Some are already arguing that the impact of the Court's decision on June 9, 2016 is minimal. They contend that very few injured workers' reach the 104 week anniversary without actually reaching MMI. Thus, they argue the revival of the 260 week limitation is of minimal impact as far as system costs. However, the Supreme Court observed already that "Westphal’s case is not an isolated one." This, the Court seems to have concluded is an issue in some notable or significant population of cases, though the record evidence to support that arguably gratuitous conclusion is less clear. 

The Court's decision striking the 1994 version of Fla. Stat. 440.15(2)(a) "automatically revives the predecessor unless it, too, would be unconstitutional.” This is the specific finding, however, that leaves some interesting questions for another day. 

The limitation in FlaStat. 440.15(2)(a)(temporary total disability, or "TTD") is statutorily linked to another 1994 provision, FlaStat. 440.15(4)(temporary partial disability, or "TPD").

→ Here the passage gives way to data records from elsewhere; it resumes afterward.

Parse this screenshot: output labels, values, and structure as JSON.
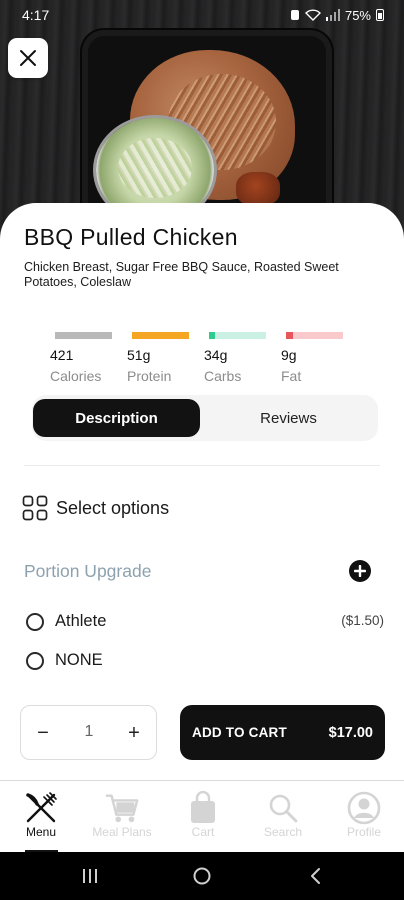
{
  "status_bar": {
    "time": "4:17",
    "battery": "75%"
  },
  "product": {
    "title": "BBQ Pulled Chicken",
    "ingredients": "Chicken Breast, Sugar Free BBQ Sauce, Roasted Sweet Potatoes, Coleslaw"
  },
  "macros": [
    {
      "value": "421",
      "label": "Calories",
      "color": "#b9b9b9",
      "track": "#b9b9b9",
      "fill_fraction": 1.0
    },
    {
      "value": "51g",
      "label": "Protein",
      "color": "#f5a623",
      "track": "#f5a623",
      "fill_fraction": 1.0
    },
    {
      "value": "34g",
      "label": "Carbs",
      "color": "#2ecc8f",
      "track": "#c9f0e2",
      "fill_fraction": 0.1
    },
    {
      "value": "9g",
      "label": "Fat",
      "color": "#e8565b",
      "track": "#f9c9cb",
      "fill_fraction": 0.12
    }
  ],
  "tabs": {
    "description": "Description",
    "reviews": "Reviews",
    "active": "Description"
  },
  "select_options": {
    "label": "Select options"
  },
  "portion": {
    "title": "Portion Upgrade",
    "options": [
      {
        "label": "Athlete",
        "price": "($1.50)"
      },
      {
        "label": "NONE",
        "price": ""
      }
    ]
  },
  "cart": {
    "minus": "−",
    "quantity": "1",
    "plus": "+",
    "add_label": "ADD TO CART",
    "price": "$17.00"
  },
  "nav": {
    "items": [
      {
        "label": "Menu",
        "icon": "fork-knife-icon",
        "active": true
      },
      {
        "label": "Meal Plans",
        "icon": "cart-icon",
        "active": false
      },
      {
        "label": "Cart",
        "icon": "bag-icon",
        "active": false
      },
      {
        "label": "Search",
        "icon": "search-icon",
        "active": false
      },
      {
        "label": "Profile",
        "icon": "profile-icon",
        "active": false
      }
    ]
  },
  "colors": {
    "accent": "#111111",
    "muted_title": "#8da2ae"
  }
}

That provision provides 

Fla. Stat. 440.15(4)TEMPORARY PARTIAL DISABILITY.—
(e)Such benefits shall be paid during the continuance of such disability, not to exceed a period of 104 weeks, as provided by this subsection and subsection (2). 

Thus, the "104 week cap" has been interpreted as a combined 104 weeks of total potential entitlement to any combination of TTD and TPD under the 1994 act. That statutory interconnection was not expressed until the 1994 statute. Thus, the provision of section (4)(1994) now references a non-existent 104 week limitation in (2)(a)(1993). The limitation in (2)(a), by the Court's resuscitation or revival of the 1993 statute, is now 260 weeks. The (4) statutory nexus is now perhaps ambiguous at best. It is unclear whether the Court recognized this and chose not to address it based on the "case and controversy" limitation, or whether this internal conflict was overlooked. 

By implication, it is possible that the nexus in (4) is therefore actually broken. Broken because the destination of the reference, the 104 week limitation in (2)(a) no longer exists as a result of the Court's interpretation and revival. Depending upon the conclusion regarding this nexus, the combined entitlement to temporary benefits might today be:

260 weeks of combined benefits (preserving the spirit of the nexus language in (4) but substituting the newly revived 260 week period from 1993. Thus a combined five year potenital period of temporary indemnity entitlement. Or, 

260 weeks of TTD under the revived 1993 (2)(a) plus 104 weeks of TPD under the (by the Court) unaddressed and un discussed (4), for a total of 364 weeks or 7 years of combined potential temporary indemnity. 

Or, is the 104 weeks in (4) as invalid as the 104 weeks in (2)(a), thus reviving the 1993 version of (4) and allowing a second, independent, period of 260 weeks of TPD in addition to the TTD? if a stated limitation is constitutionally infirm based on the logic of this Court, can any such state limitation stand? Thus perhaps there is a combined ten years (520 weeks) of temporary indemnity entitlement (260 each of TTD and TPD)?

Or, ultimately, is the revival of the 350 limitation an eventuality? If so, again, is it so in only the TTD or each of TTD and TPD when and if the appropriate injured worker reaches the current limit without achieving MMI? 

Or, is the import of the Court's interesting analysis that there are simply no longer any such time periods that limit receipt of benefits, since any such limit might, in a given case, operate to terminate benefits legally in spite of facts?

And how will the market find out the answers and the parameters? There will be cases filed and arguments raised. There will perhaps be appeals filed and briefs written. What we have learned from Westphal may include the conclusion that answers could take a long time. And while the marketplace patiently awaits those answers, there may be debate as to how the insurance coverage that pays such benefits should be priced. 

The Court has taught us a great deal in Westphal, and recently in Castellanos. But questions also remain. Consistency and predictability may be in demand but short supply in coming times as a marketplace struggles to find the answers to these and similar questions.